This is the 11th in the Inspector Ian Rutledge Mystery series, but the first one I’ve read. As a historical mystery, it makes for an interesting genre, but what I found even more intriguing was that the author, Charles Todd, is a pseudonym for a mother-son team who don’t even live in the same state! Even in this high-tech world, I still marvel at that kind of skill, but for now, let’s focus on the story.
A Matter of Justice takes place in 1920’s England, and the main character, Rutledge, is an inspector for Scotland Yard. He is called to the rural village of Somerset to investigate the brutal murder of a successful London financier, Harold Quarles. There are no shortages of suspects, as many of the villagers openly admit to totally despising the man.
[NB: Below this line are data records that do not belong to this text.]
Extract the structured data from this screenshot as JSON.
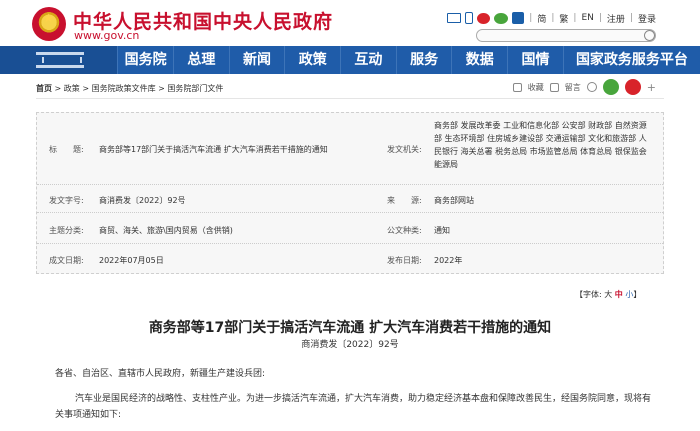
{
  "header": {
    "title": "中华人民共和国中央人民政府",
    "url": "www.gov.cn",
    "tools": [
      "简",
      "繁",
      "EN",
      "注册",
      "登录"
    ],
    "search_placeholder": ""
  },
  "nav": {
    "items": [
      "国务院",
      "总理",
      "新闻",
      "政策",
      "互动",
      "服务",
      "数据",
      "国情",
      "国家政务服务平台"
    ]
  },
  "breadcrumb": {
    "home": "首页",
    "path": " > 政策 > 国务院政策文件库 > 国务院部门文件"
  },
  "share": {
    "collect": "收藏",
    "leave_msg": "留言"
  },
  "info": {
    "title_label": "标　　题:",
    "title_value": "商务部等17部门关于搞活汽车流通 扩大汽车消费若干措施的通知",
    "issuer_label": "发文机关:",
    "issuer_value": "商务部 发展改革委 工业和信息化部 公安部 财政部 自然资源部 生态环境部 住房城乡建设部 交通运输部 文化和旅游部 人民银行 海关总署 税务总局 市场监管总局 体育总局 银保监会 能源局",
    "docno_label": "发文字号:",
    "docno_value": "商消费发〔2022〕92号",
    "source_label": "来　　源:",
    "source_value": "商务部网站",
    "category_label": "主题分类:",
    "category_value": "商贸、海关、旅游\\国内贸易（含供销)",
    "type_label": "公文种类:",
    "type_value": "通知",
    "written_label": "成文日期:",
    "written_value": "2022年07月05日",
    "published_label": "发布日期:",
    "published_value": "2022年"
  },
  "fontsize": {
    "prefix": "【字体:",
    "large": "大",
    "medium": "中",
    "small": "小",
    "suffix": "】"
  },
  "article": {
    "title": "商务部等17部门关于搞活汽车流通 扩大汽车消费若干措施的通知",
    "docno": "商消费发〔2022〕92号",
    "salutation": "各省、自治区、直辖市人民政府，新疆生产建设兵团:",
    "paragraph1": "汽车业是国民经济的战略性、支柱性产业。为进一步搞活汽车流通，扩大汽车消费，助力稳定经济基本盘和保障改善民生，经国务院同意，现将有关事项通知如下:"
  },
  "colors": {
    "brand_red": "#c8102e",
    "nav_blue": "#1f5ca9"
  }
}
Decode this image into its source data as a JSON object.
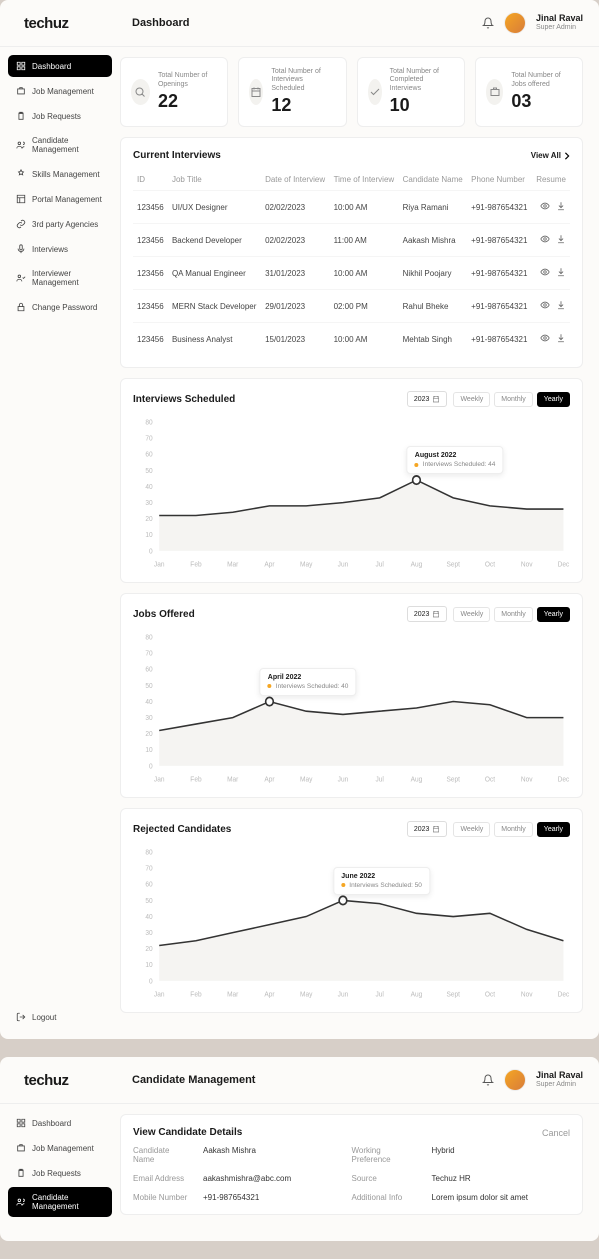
{
  "brand": "techuz",
  "user": {
    "name": "Jinal Raval",
    "role": "Super Admin"
  },
  "app1": {
    "title": "Dashboard",
    "sidebar": [
      {
        "label": "Dashboard",
        "icon": "grid",
        "active": true
      },
      {
        "label": "Job Management",
        "icon": "briefcase"
      },
      {
        "label": "Job Requests",
        "icon": "clipboard"
      },
      {
        "label": "Candidate Management",
        "icon": "users"
      },
      {
        "label": "Skills Management",
        "icon": "award"
      },
      {
        "label": "Portal Management",
        "icon": "layout"
      },
      {
        "label": "3rd party Agencies",
        "icon": "link"
      },
      {
        "label": "Interviews",
        "icon": "mic"
      },
      {
        "label": "Interviewer Management",
        "icon": "user-check"
      },
      {
        "label": "Change Password",
        "icon": "lock"
      }
    ],
    "logout": "Logout",
    "stats": [
      {
        "label": "Total Number of Openings",
        "value": "22",
        "icon": "search"
      },
      {
        "label": "Total Number of Interviews Scheduled",
        "value": "12",
        "icon": "calendar"
      },
      {
        "label": "Total Number of Completed Interviews",
        "value": "10",
        "icon": "check"
      },
      {
        "label": "Total Number of Jobs offered",
        "value": "03",
        "icon": "briefcase"
      }
    ],
    "interviews": {
      "title": "Current Interviews",
      "view_all": "View All",
      "columns": [
        "ID",
        "Job Title",
        "Date of Interview",
        "Time of Interview",
        "Candidate Name",
        "Phone Number",
        "Resume"
      ],
      "rows": [
        [
          "123456",
          "UI/UX Designer",
          "02/02/2023",
          "10:00 AM",
          "Riya Ramani",
          "+91-987654321"
        ],
        [
          "123456",
          "Backend Developer",
          "02/02/2023",
          "11:00 AM",
          "Aakash Mishra",
          "+91-987654321"
        ],
        [
          "123456",
          "QA Manual Engineer",
          "31/01/2023",
          "10:00 AM",
          "Nikhil Poojary",
          "+91-987654321"
        ],
        [
          "123456",
          "MERN Stack Developer",
          "29/01/2023",
          "02:00 PM",
          "Rahul Bheke",
          "+91-987654321"
        ],
        [
          "123456",
          "Business Analyst",
          "15/01/2023",
          "10:00 AM",
          "Mehtab Singh",
          "+91-987654321"
        ]
      ]
    },
    "charts": [
      {
        "title": "Interviews Scheduled",
        "year": "2023",
        "segments": [
          "Weekly",
          "Monthly",
          "Yearly"
        ],
        "active_segment": "Yearly",
        "tooltip": {
          "title": "August 2022",
          "metric": "Interviews Scheduled: 44"
        },
        "tooltip_index": 7
      },
      {
        "title": "Jobs Offered",
        "year": "2023",
        "segments": [
          "Weekly",
          "Monthly",
          "Yearly"
        ],
        "active_segment": "Yearly",
        "tooltip": {
          "title": "April 2022",
          "metric": "Interviews Scheduled: 40"
        },
        "tooltip_index": 3
      },
      {
        "title": "Rejected Candidates",
        "year": "2023",
        "segments": [
          "Weekly",
          "Monthly",
          "Yearly"
        ],
        "active_segment": "Yearly",
        "tooltip": {
          "title": "June 2022",
          "metric": "Interviews Scheduled: 50"
        },
        "tooltip_index": 5
      }
    ]
  },
  "app2": {
    "title": "Candidate Management",
    "sidebar": [
      {
        "label": "Dashboard",
        "icon": "grid"
      },
      {
        "label": "Job Management",
        "icon": "briefcase"
      },
      {
        "label": "Job Requests",
        "icon": "clipboard"
      },
      {
        "label": "Candidate Management",
        "icon": "users",
        "active": true
      }
    ],
    "details": {
      "title": "View Candidate Details",
      "cancel": "Cancel",
      "fields": [
        {
          "label": "Candidate Name",
          "value": "Aakash Mishra"
        },
        {
          "label": "Working Preference",
          "value": "Hybrid"
        },
        {
          "label": "Email Address",
          "value": "aakashmishra@abc.com"
        },
        {
          "label": "Source",
          "value": "Techuz HR"
        },
        {
          "label": "Mobile Number",
          "value": "+91-987654321"
        },
        {
          "label": "Additional Info",
          "value": "Lorem ipsum dolor sit amet"
        }
      ]
    }
  },
  "chart_data": [
    {
      "type": "line",
      "title": "Interviews Scheduled",
      "xlabel": "",
      "ylabel": "",
      "ylim": [
        0,
        80
      ],
      "categories": [
        "Jan",
        "Feb",
        "Mar",
        "Apr",
        "May",
        "Jun",
        "Jul",
        "Aug",
        "Sept",
        "Oct",
        "Nov",
        "Dec"
      ],
      "values": [
        22,
        22,
        24,
        28,
        28,
        30,
        33,
        44,
        33,
        28,
        26,
        26
      ]
    },
    {
      "type": "line",
      "title": "Jobs Offered",
      "xlabel": "",
      "ylabel": "",
      "ylim": [
        0,
        80
      ],
      "categories": [
        "Jan",
        "Feb",
        "Mar",
        "Apr",
        "May",
        "Jun",
        "Jul",
        "Aug",
        "Sept",
        "Oct",
        "Nov",
        "Dec"
      ],
      "values": [
        22,
        26,
        30,
        40,
        34,
        32,
        34,
        36,
        40,
        38,
        30,
        30
      ]
    },
    {
      "type": "line",
      "title": "Rejected Candidates",
      "xlabel": "",
      "ylabel": "",
      "ylim": [
        0,
        80
      ],
      "categories": [
        "Jan",
        "Feb",
        "Mar",
        "Apr",
        "May",
        "Jun",
        "Jul",
        "Aug",
        "Sept",
        "Oct",
        "Nov",
        "Dec"
      ],
      "values": [
        22,
        25,
        30,
        35,
        40,
        50,
        48,
        42,
        40,
        42,
        32,
        25
      ]
    }
  ]
}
Even Quarles’ wife and the town’s police officer are under suspicion.
In what turns out to be a very effective technique, the reader is clued in to the real killer early on, and as the pages kept turning, I began to fear that Rutledge would arrest the wrong person or never literally bring the “matter to justice.” Another useful ploy was the voice of Hamish in Rutledge’s head. Hamish, a soldier who died under Rutledge’s command in the trenches of WWI, serves as a sort of guilty conscience for the inspector. This contributes greatly to making him a fully human character and not just some singular sleuth. Though some will find this similar to an Agatha Christie mystery, I found it refreshingly superior.